Dopo una lunga doccia, mi sentii un po meglio. Le mie gambe erano ancora deboli e il mio cervello girava. Ero in un pericoloso stato dei postumi della sbornia e mi sentivo come se prima o poi stessi per vomitare.

Ma questo non mi fermava dall'uscire di casa.

Oggi sarebbe stato il giorno. Non c'è letteralmente niente che possa fare in questo momento, quindi perchè no? Evelyn dev'essere addormentata, in ogni caso. Non ha bisogno di sapere dove sono.

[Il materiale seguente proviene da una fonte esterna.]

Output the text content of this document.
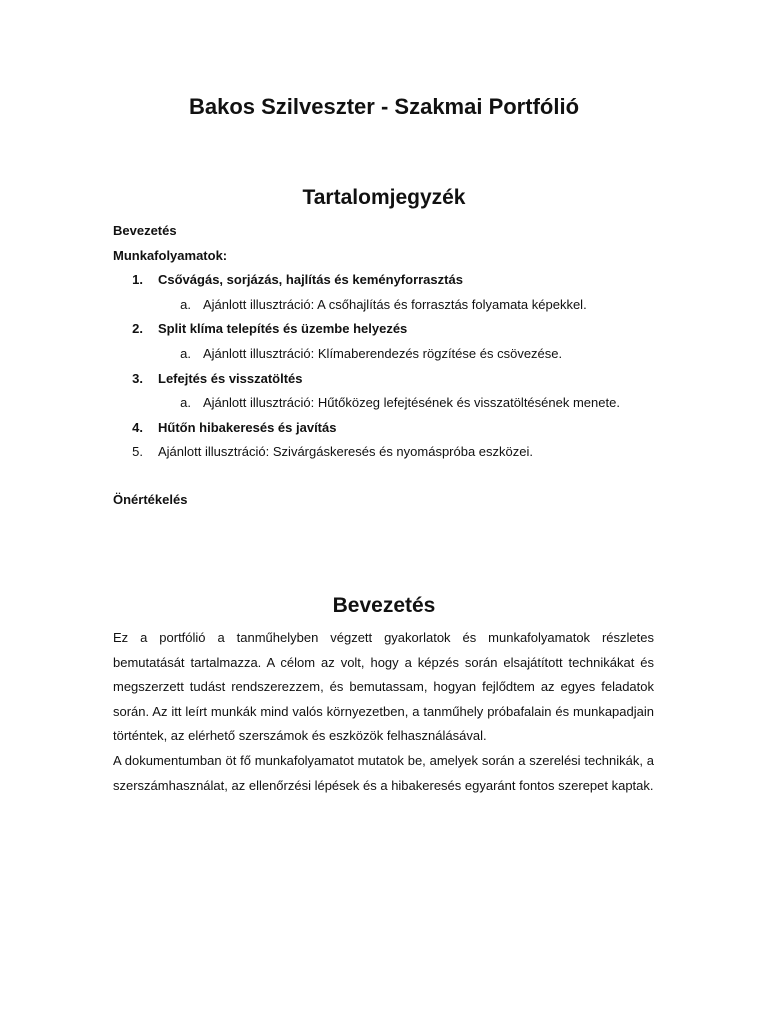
Bakos Szilveszter - Szakmai Portfólió
Tartalomjegyzék
Bevezetés
Munkafolyamatok:
1. Csővágás, sorjázás, hajlítás és keményforrasztás
a. Ajánlott illusztráció: A csőhajlítás és forrasztás folyamata képekkel.
2. Split klíma telepítés és üzembe helyezés
a. Ajánlott illusztráció: Klímaberendezés rögzítése és csövezése.
3. Lefejtés és visszatöltés
a. Ajánlott illusztráció: Hűtőközeg lefejtésének és visszatöltésének menete.
4. Hűtőn hibakeresés és javítás
5. Ajánlott illusztráció: Szivárgáskeresés és nyomáspróba eszközei.
Önértékelés
Bevezetés

Ez a portfólió a tanműhelyben végzett gyakorlatok és munkafolyamatok részletes bemutatását tartalmazza. A célom az volt, hogy a képzés során elsajátított technikákat és megszerzett tudást rendszerezzem, és bemutassam, hogyan fejlődtem az egyes feladatok során. Az itt leírt munkák mind valós környezetben, a tanműhely próbafalain és munkapadjain történtek, az elérhető szerszámok és eszközök felhasználásával.

A dokumentumban öt fő munkafolyamatot mutatok be, amelyek során a szerelési technikák, a szerszámhasználat, az ellenőrzési lépések és a hibakeresés egyaránt fontos szerepet kaptak.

Dopo aver rotto la mia serratura, lasciai la casa.

-

Misi in marcia il motore della mia machina e me la svignai di nascosto.

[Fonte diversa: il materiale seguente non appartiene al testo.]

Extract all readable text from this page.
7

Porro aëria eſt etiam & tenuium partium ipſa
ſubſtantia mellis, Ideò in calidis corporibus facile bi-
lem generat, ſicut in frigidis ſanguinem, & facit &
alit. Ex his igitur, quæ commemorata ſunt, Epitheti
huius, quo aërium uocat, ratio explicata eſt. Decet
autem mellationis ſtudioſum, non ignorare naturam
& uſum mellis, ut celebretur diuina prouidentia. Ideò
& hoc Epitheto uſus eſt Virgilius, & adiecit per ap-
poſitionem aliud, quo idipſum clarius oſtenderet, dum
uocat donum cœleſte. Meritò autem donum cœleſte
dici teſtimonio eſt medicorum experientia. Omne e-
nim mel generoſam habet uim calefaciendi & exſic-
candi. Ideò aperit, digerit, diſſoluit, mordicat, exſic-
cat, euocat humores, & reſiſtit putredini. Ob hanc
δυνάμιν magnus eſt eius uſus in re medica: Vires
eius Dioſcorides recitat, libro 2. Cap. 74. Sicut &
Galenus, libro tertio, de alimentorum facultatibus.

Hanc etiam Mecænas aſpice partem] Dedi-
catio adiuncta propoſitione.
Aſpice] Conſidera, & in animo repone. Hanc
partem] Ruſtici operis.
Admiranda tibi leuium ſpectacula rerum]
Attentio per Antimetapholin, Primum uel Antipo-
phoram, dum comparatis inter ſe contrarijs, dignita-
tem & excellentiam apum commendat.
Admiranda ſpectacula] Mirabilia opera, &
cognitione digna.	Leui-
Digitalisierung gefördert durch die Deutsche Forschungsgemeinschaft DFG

Un'enorme cartello sull'ospedale diceva Royal Jackson Hospital in grosse lettere bianche. Entrai nell'edificio. Era un posto spazioso. C'era un bel tavolo bianco alla fine della stanza con un familiare ragazzo dai capelli rossi seduto dietro.

Cacciando le mie mani nelle tasche, mi diressi goffamente verso la receptionist. In un angolo c'erano un gruppo di bambini malati leggendo dei piccoli libri, seduti su dei pouf. Accanto a loro sedevano allegramente i loro genitori. Le pareti erano dipinte di un rosa confetto e di celeste. Le sedie erano nere e bianche. Inoltre c'era un McDonald's, delle giovani persone mangiavano tranquillamente.

Era un disgustoso spettacolo per me. Avrei voluto avere la mia pistola.

Rivolsi a Noelle un finto sorriso, sperando di finirla con questa storia. "Ciao di nuovo, Henry!" Cinguettò Noelle, stringendo le sue labbra rosse. E no, non aveva sbagliato il mio nome. Non posso dire, 'Oh, ciao. Sono Harry Styles, AKA il criminale che è stato probabilmente la ragione dietro la quale metà delle persone sono quì.' Dovevo dire un nome falso.

"Sei quì per fare una visita?" Sorrise la vecchia donna, sollevando le sue disegnate sopracciglia. Semplicemente annuii, mordendomi il labbro per fermarmi dall'urlare per l'impazienza.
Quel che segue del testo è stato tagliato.